Bende o yorum yazanları ve yazımı okuyanları birer seyirci olarak kabul edip Kanal Maraş adına hepsini ışıl ışıl gözlerle selamlıyorum…

*

Ancak…

Sevgili Mücahit Kara ve Mehmet Sefa Tanrıverdi’nin yorumları bir başka dikkatimi çekti…

Değinmeden geçemeyeceğim.

Mücahit Kara: ''Mahir Ünal ve bu şehir'' yazımı paylaşarak şunu yazdı: ''Yaptıkları burdan Ankara’ya yol olur saymayalım da sizin kaleminizden Mahir Ünal’ı hatırlatalım Mustafa bey.''

Mehmet Sefa Tanrıverdi ise: ''Mahir Ünal’mı dediniz?'' yazımı paylaşarak ''şimdi değişen ne oldu acaba vekilim değişmediğine göre diye sormadan edemiyor insan'' paylaşımında bulundu.
 


 

Bu iki isme şunu diyorum:

Değişen bir şey yok ki…

Ben her iki yazdığım yazıların her harfinin bugün de kapı gibi arkasındayım.

Aha bak! Yazıda söylediklerimin aynısını, bugün de avazım çıktığı kadar haykırdığımı ifade ediyorum. Hem de vurgulayarak. Hem de altını kalın kalın çizerek. Günse gün!
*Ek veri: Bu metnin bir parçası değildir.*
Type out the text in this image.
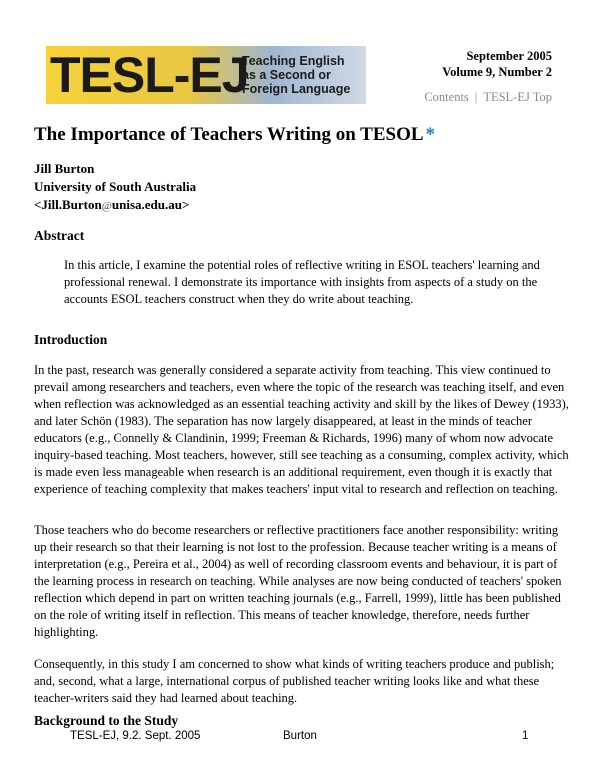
TESL-EJ
Teaching English
as a Second or
Foreign Language
September 2005
Volume 9, Number 2
Contents | TESL-EJ Top
The Importance of Teachers Writing on TESOL *
Jill Burton
University of South Australia
<Jill.Burton@unisa.edu.au>
Abstract
In this article, I examine the potential roles of reflective writing in ESOL teachers' learning and professional renewal. I demonstrate its importance with insights from aspects of a study on the accounts ESOL teachers construct when they do write about teaching.
Introduction
In the past, research was generally considered a separate activity from teaching. This view continued to prevail among researchers and teachers, even where the topic of the research was teaching itself, and even when reflection was acknowledged as an essential teaching activity and skill by the likes of Dewey (1933), and later Schön (1983). The separation has now largely disappeared, at least in the minds of teacher educators (e.g., Connelly & Clandinin, 1999; Freeman & Richards, 1996) many of whom now advocate inquiry-based teaching. Most teachers, however, still see teaching as a consuming, complex activity, which is made even less manageable when research is an additional requirement, even though it is exactly that experience of teaching complexity that makes teachers' input vital to research and reflection on teaching.
Those teachers who do become researchers or reflective practitioners face another responsibility: writing up their research so that their learning is not lost to the profession. Because teacher writing is a means of interpretation (e.g., Pereira et al., 2004) as well of recording classroom events and behaviour, it is part of the learning process in research on teaching. While analyses are now being conducted of teachers' spoken reflection which depend in part on written teaching journals (e.g., Farrell, 1999), little has been published on the role of writing itself in reflection. This means of teacher knowledge, therefore, needs further highlighting.
Consequently, in this study I am concerned to show what kinds of writing teachers produce and publish; and, second, what a large, international corpus of published teacher writing looks like and what these teacher-writers said they had learned about teaching.
Background to the Study
TESL-EJ, 9.2. Sept. 2005	Burton	1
Hakikatse hakikat!

O gün için içimden geçenleri nasıl yazdıysam…

Bugün de içimden geçenleri yazma cesareti gösteren biriyim…
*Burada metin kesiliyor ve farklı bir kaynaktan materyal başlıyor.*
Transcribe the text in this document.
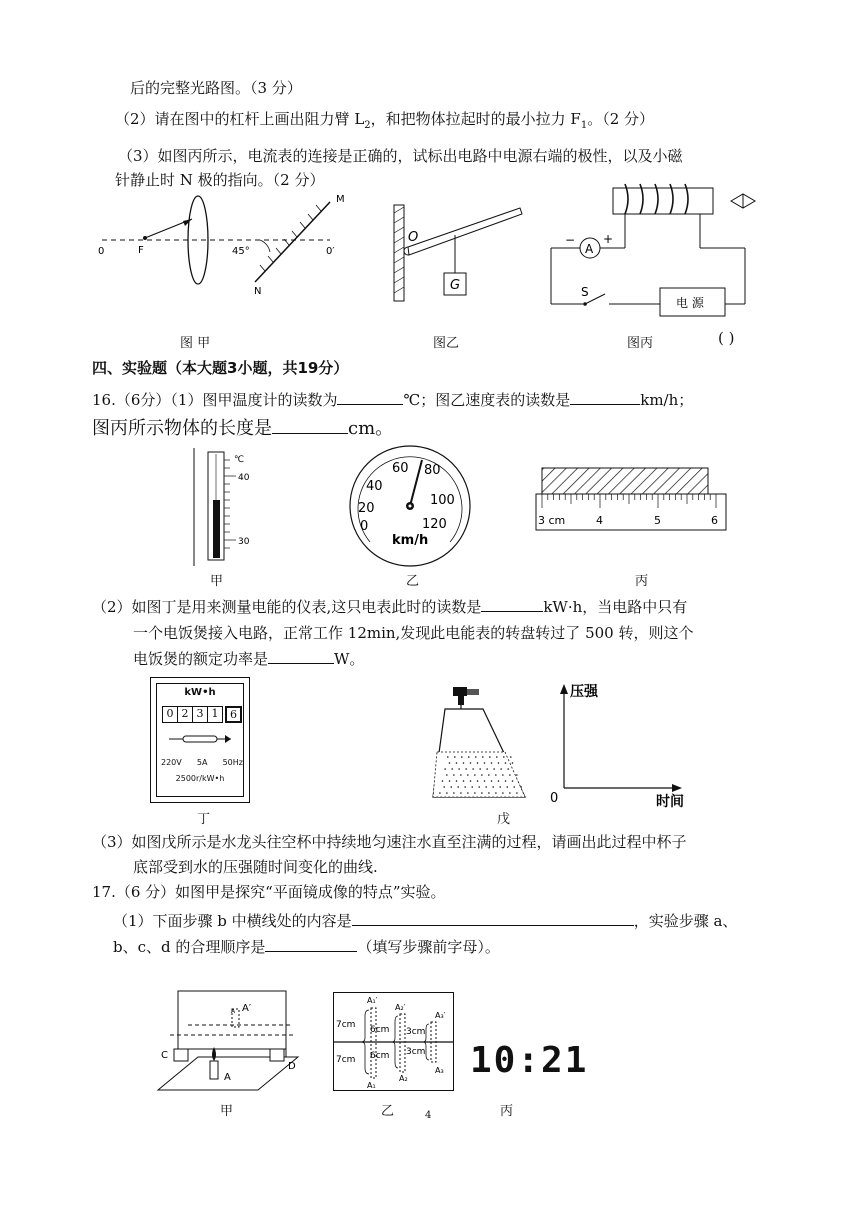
后的完整光路图。（3 分）
（2）请在图中的杠杆上画出阻力臂 $L_2$，和把物体拉起时的最小拉力 $F_1$。（2 分）
（3）如图丙所示，电流表的连接是正确的，试标出电路中电源右端的极性，以及小磁
针静止时 N 极的指向。（2 分）
0	F	45°	0′
M
N
图 甲
O
G
图乙
−
A
+
S
电 源
图丙	( )
四、实验题（本大题3小题，共19分）
16.（6分）（1）图甲温度计的读数为	℃；图乙速度表的读数是	km/h；
图丙所示物体的长度是	cm。
℃
40
30
甲
0
20
40
60 80
100
120
km/h
乙
3 cm	4	5	6
丙
（2）如图丁是用来测量电能的仪表,这只电表此时的读数是	kW·h，当电路中只有
一个电饭煲接入电路，正常工作 12min,发现此电能表的转盘转过了 500 转，则这个
电饭煲的额定功率是	W。
kW•h
0 2 3 1	6
220V 5A 50Hz
2500r/kW•h
丁	戊
压强
时间
0
（3）如图戊所示是水龙头往空杯中持续地匀速注水直至注满的过程，请画出此过程中杯子
底部受到水的压强随时间变化的曲线.
17.（6 分）如图甲是探究“平面镜成像的特点”实验。
（1）下面步骤 b 中横线处的内容是	，实验步骤 a、
b、c、d 的合理顺序是	（填写步骤前字母）。
C
D
A
A′
A
甲
A₁′
A₂′
A₃′
A₁
A₂
A₃
7cm 6cm 3cm
7cm 6cm 3cm
乙
10:21
丙
4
Alkışlamasını biliyorsam, eleştiri yapmasını da bilirim…

Eleştiri yapıyorum diyerek Mahir Ünal’ı sevmiyorum anlamını kimse çıkarmasın…

Bakanlığından alındığı gün mesaj ile her zaman arkasında olduğumu yazan benim…

Bazıları gibi arkamı dönmedim…

Hele hele bu şehirde koltuktan düşenlere her zaman destek oldum…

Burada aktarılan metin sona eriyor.